Poète galant, épistolier. Membre de l’Académie française dès 1634. Il est présenté par Perrault, dans Le Siècle de Louis le Grand comme un poète que le temps consacrera au « haut rang d’honneur ». S’il est qualifié de « tendr[e] Voitur[e] », c’est qu’il est un représentant éminent du courant galant ; la galanterie de ses œuvres est l’occasion pour l’Abbé de rendre compte de la supériorité des auteurs modernes sur les auteurs antiques qui « n’ont point parlé avec cet air fin, délicat et spirituel qui se rencontre dans les ouvrages des Voitures, des Sarasins […] » (III, p.189).
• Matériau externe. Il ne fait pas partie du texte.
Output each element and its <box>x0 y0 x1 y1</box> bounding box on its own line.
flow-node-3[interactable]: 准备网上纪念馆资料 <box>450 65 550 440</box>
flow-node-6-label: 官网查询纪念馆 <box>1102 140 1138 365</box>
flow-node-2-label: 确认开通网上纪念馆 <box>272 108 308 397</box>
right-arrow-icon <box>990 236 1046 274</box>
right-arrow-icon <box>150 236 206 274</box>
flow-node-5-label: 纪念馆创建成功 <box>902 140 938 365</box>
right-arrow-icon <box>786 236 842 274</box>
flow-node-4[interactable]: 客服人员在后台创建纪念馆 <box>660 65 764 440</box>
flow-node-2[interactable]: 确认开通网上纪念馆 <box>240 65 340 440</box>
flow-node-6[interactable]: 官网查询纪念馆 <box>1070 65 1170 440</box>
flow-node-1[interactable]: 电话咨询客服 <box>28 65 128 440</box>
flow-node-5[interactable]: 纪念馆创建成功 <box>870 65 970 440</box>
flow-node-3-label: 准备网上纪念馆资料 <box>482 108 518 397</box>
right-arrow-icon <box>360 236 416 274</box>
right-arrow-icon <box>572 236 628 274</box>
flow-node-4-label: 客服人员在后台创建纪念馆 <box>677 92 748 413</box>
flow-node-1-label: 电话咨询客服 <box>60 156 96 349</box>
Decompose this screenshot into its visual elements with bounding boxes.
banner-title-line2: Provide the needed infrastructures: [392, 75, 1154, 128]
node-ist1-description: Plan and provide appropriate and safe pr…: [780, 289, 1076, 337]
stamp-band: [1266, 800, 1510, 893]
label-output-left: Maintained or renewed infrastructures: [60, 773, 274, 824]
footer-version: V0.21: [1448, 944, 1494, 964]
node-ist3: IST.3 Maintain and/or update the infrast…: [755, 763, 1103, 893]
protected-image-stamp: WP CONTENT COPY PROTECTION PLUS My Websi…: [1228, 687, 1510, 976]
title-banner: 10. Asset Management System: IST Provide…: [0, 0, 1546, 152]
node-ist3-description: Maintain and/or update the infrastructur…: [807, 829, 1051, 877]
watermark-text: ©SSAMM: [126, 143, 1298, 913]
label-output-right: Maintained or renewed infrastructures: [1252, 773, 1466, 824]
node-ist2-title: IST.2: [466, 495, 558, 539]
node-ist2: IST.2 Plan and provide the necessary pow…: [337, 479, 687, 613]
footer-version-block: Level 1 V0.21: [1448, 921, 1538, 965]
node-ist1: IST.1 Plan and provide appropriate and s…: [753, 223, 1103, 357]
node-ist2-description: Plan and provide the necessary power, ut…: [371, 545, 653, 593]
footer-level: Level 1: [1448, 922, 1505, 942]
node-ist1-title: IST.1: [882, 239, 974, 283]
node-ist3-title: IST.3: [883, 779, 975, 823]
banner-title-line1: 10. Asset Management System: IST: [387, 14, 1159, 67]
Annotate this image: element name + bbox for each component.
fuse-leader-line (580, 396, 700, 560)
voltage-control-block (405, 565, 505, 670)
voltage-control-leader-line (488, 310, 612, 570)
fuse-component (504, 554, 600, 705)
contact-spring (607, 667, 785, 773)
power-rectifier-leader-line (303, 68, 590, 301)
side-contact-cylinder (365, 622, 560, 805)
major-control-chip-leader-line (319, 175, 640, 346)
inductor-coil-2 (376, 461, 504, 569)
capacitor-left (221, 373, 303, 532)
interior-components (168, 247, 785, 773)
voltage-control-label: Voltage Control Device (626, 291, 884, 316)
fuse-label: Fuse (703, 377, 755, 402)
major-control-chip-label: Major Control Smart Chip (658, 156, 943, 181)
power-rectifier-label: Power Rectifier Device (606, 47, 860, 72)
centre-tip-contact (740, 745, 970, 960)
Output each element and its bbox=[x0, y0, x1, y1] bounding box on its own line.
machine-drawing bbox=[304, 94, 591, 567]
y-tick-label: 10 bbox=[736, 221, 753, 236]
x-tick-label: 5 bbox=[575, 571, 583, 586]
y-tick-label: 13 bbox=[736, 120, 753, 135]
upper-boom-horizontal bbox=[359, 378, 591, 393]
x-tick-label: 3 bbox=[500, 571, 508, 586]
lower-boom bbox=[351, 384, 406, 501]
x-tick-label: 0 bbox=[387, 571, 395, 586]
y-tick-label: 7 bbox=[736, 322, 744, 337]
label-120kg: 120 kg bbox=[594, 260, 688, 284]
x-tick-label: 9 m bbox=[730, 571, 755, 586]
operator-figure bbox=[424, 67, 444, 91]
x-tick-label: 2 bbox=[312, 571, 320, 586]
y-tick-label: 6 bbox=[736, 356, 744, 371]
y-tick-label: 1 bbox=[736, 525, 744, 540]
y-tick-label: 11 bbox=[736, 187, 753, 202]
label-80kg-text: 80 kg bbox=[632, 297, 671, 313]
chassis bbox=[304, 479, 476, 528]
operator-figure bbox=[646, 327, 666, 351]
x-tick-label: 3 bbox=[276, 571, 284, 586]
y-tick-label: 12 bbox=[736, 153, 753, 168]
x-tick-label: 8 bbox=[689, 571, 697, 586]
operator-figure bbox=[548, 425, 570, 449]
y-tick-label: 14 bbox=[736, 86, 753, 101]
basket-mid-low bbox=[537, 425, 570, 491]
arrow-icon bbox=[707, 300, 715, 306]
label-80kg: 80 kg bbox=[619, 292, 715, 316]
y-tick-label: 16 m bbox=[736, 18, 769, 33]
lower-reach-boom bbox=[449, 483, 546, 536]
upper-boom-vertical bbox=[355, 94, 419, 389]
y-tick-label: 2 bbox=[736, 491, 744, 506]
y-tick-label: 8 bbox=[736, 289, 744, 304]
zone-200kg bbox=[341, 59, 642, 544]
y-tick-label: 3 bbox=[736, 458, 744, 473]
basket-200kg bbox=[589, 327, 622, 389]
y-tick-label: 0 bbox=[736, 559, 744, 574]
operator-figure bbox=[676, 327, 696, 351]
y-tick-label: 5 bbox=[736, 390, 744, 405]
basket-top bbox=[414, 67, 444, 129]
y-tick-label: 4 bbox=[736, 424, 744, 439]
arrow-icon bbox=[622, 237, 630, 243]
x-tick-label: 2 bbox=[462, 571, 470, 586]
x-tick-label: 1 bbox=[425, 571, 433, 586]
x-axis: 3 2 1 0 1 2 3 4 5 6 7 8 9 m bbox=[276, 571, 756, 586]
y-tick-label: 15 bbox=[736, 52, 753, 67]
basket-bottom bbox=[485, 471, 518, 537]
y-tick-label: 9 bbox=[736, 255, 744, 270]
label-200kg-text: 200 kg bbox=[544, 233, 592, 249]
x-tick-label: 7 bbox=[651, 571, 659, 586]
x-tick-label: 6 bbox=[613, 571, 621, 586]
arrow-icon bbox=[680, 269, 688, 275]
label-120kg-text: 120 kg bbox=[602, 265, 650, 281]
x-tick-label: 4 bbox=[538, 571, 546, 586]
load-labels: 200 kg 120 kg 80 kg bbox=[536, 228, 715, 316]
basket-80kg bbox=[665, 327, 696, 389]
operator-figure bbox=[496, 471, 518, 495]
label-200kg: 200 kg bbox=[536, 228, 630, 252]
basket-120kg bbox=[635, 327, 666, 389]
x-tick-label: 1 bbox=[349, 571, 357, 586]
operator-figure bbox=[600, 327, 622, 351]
La galanterie apparaît véritablement comme une valeur pour les Modernes, parfaitement exemplifiée par Voiture. Ses qualités d’épistolier sont notées par l’Abbé qui, répondant au Chevalier qui se demande s’il se trompe en préférant les lettres de Voiture à celles de Sénèque, de Pline et de Cicéron, déclare « qu’il n’y a rien de faux dans ce qu’il pense, il raisonne toujours conséquemment, et tout y est fondé jusqu’aux moindres bagatelles » (II, p.146-147). Voiture incarne les poètes modernes, originaux, qui ne s’appuient plus sur l’héritage antique pour composer : « Voiture ne s’est formé sur personne, c’est un original s’il y en eut jamais » (II, p.146). L’Abbé, représentant des Modernes, se dit prêt à comparer une lettre de Voiture (lettre d’éloge du cardinal de Richelieu, dont un extrait est inclus dans le Parallèle, II, p.359) à la plus belle de Cicéron, pour prouver la supériorité du galant sur l’antique. Enfin la référence à Voiture est motivée par une réflexion de l’Abbé, qui veut opposer au Président l’idée que, si les auteurs Modernes reprennent effectivement les « ornements de la fable » utilisés par les auteurs antiques, ce n’est pas dans une attitude de « servile imitation », mais parce qu’ils leur donnent un « tour nouveau », qui confère au œuvres « la même grâce que dans les ouvrages de ceux qui s’en sont servis les premiers » (III, p.17). [ABM]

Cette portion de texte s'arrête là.